Wenn wir über die Reform des Staatsangehörigkeitsrechts sprechen, ist dies immer auch mit unserer persönlichen Geschichte verbunden. So unterschiedlich unsere Generationen und Migrationsgeschichten sind, so ähnlich erlebten wir unsere eigene Einbürgerung: Hakan war bei seiner Ankunft in Deutschland ein Jahr alt, er wurde mit 15 Jahren eingebürgert, Gülistan kam mit acht Jahren nach Deutschland und erhielt dann 26 Jahre später ihren deutschen Pass.

Für uns beide war sie ein sehr bewegender und glücklicher Moment. Endlich gehörten wir auch offiziell zu dem Land, in dem wir uns schon seit Kindertagen heimisch fühlten. Die Staatsbürgerschaft verlieh uns nicht nur Rechte, sondern gab uns auch das Gefühl, hier akzeptiert und willkommen zu sein.

Schneller politische Teilhabe ermöglichen

Aus diesem Gefühl von Anerkennung und Zugehörigkeit wächst gesellschaftlicher Zusammenhalt. Diesen wollen wir mit der Reform des Staatsangehörigkeitsrechts stärken, das der Bundestag im November erstmals beraten und auf den Weg gebracht hat.
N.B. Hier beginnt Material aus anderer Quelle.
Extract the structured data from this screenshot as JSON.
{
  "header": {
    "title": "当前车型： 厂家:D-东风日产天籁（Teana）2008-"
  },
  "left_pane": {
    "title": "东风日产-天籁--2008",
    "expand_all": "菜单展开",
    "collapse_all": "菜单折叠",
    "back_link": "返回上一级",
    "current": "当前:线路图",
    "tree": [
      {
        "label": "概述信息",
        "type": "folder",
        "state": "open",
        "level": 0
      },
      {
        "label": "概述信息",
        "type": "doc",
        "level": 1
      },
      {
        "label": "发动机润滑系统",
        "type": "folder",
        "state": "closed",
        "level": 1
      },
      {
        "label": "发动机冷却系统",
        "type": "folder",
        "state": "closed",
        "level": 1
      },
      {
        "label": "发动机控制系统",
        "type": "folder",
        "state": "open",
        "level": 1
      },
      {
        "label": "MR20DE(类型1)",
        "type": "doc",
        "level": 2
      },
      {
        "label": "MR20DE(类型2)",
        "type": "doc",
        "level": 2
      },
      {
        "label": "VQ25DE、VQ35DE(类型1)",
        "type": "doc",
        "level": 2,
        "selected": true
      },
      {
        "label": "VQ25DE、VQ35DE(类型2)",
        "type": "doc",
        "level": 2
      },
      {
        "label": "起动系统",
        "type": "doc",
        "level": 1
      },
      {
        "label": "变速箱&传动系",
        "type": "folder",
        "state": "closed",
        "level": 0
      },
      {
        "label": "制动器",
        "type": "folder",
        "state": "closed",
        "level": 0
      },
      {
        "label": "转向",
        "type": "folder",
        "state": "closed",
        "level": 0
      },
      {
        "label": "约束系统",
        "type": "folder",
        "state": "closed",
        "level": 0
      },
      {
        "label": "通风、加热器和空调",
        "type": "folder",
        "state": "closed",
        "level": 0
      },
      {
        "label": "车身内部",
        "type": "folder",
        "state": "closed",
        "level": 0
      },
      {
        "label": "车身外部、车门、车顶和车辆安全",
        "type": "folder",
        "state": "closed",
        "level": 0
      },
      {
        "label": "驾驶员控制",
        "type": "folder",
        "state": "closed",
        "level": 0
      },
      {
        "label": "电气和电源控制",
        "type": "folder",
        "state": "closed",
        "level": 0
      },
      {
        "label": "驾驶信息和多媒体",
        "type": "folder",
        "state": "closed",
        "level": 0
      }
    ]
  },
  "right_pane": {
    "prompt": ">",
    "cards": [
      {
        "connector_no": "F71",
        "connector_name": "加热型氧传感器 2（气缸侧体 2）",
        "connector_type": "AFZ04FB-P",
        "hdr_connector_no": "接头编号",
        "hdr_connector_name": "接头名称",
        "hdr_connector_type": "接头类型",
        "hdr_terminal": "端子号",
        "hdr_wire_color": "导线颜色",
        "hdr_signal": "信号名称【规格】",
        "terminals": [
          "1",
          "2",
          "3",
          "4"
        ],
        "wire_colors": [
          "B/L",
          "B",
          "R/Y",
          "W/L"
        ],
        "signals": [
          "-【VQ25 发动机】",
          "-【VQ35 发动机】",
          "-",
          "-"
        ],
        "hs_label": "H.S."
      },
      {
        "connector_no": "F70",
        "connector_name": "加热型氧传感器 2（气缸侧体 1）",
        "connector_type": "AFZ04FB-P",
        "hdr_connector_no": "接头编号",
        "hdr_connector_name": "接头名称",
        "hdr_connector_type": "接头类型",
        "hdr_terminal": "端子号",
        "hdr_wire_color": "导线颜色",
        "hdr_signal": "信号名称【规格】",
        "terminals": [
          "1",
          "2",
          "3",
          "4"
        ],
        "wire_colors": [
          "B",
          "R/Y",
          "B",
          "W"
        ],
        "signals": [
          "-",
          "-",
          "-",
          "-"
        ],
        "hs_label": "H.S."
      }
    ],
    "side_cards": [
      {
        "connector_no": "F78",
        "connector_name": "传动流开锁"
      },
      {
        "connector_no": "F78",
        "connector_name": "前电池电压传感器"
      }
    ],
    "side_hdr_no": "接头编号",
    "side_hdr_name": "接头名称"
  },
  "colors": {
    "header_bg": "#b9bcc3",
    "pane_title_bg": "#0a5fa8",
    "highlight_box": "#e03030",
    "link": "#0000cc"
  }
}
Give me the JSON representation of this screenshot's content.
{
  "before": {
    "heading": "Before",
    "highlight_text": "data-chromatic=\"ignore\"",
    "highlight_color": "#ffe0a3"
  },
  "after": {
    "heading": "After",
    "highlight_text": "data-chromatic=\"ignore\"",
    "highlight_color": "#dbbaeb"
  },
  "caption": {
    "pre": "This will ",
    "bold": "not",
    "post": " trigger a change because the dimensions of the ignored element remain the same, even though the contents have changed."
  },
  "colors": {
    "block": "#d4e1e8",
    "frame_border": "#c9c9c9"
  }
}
Wir wollen Menschen, die hier leben, arbeiten und längst die Sprache sprechen, schneller politische Teilhabe ermöglichen. Sie sollen bereits nach fünf Jahren – und nicht mehr erst nach acht Jahren – ein Teil dieses Landes werden können, mit allen Rechten und Pflichten – in besonderen Fällen sogar schon nach drei Jahren. Die damit einhergehende politische Partizipation festigt zugleich unsere Demokratie.

Aktuell liegt die Einbürgerungsrate hierzulande deutlich unter dem europäischen Durchschnitt. Mit 14 Prozent der Bevölkerung haben rund zwölf Millionen Menschen keinen deutschen Pass. Die Hälfte von ihnen lebt sogar bereits seit über zehn Jahren in Deutschland. Sie sind unsere Nachbar:innen, Kolleg:innen und Freund:innen.

Mehrstaatigkeit wird zugelassen

Zukünftig soll sich niemand von ihnen gegen eine Einbürgerung entscheiden, nur weil sie die Staatsangehörigkeit ihres Herkunftslandes aufgeben müssen. Deshalb lassen wir die Mehrstaatigkeit grundsätzlich zu. Schon heute behalten 74 Prozent der Eingebürgerten ihren früheren Pass – aber dies ist eben längst nicht bei allen Herkunftsländern möglich.

Mit unserer Reform schaffen wir also Gerechtigkeit, und wir erkennen an, dass Menschen mit Zuwanderungsgeschichte natürlicherweise Verbindungen zu mehr als einem Staat haben. Im Übrigen gilt die Mehrstaatigkeit dann auch für Deutsche, die nach Erwerb einer weiteren Staatsangehörigkeit im Ausland ihren deutschen Pass nicht mehr verlieren.

Deutschland profitiert in mehrfacher Hinsicht von mehr Einbürgerungen: Mit einem modernen Staatsangehörigkeitsrecht wird unser Land auch für die dringend benötigten Fachkräfte attraktiver. Menschen, die sich als Teil einer Gemeinschaft fühlen, sind eher bereit, sich in diese Gesellschaft einzubringen und Verantwortung zu übernehmen. Eine schnellere Einbürgerung erleichtert den Zugang zu Bildung, Arbeitsmarkt und politischer Beteiligung. Davon profitieren letztendlich wir alle.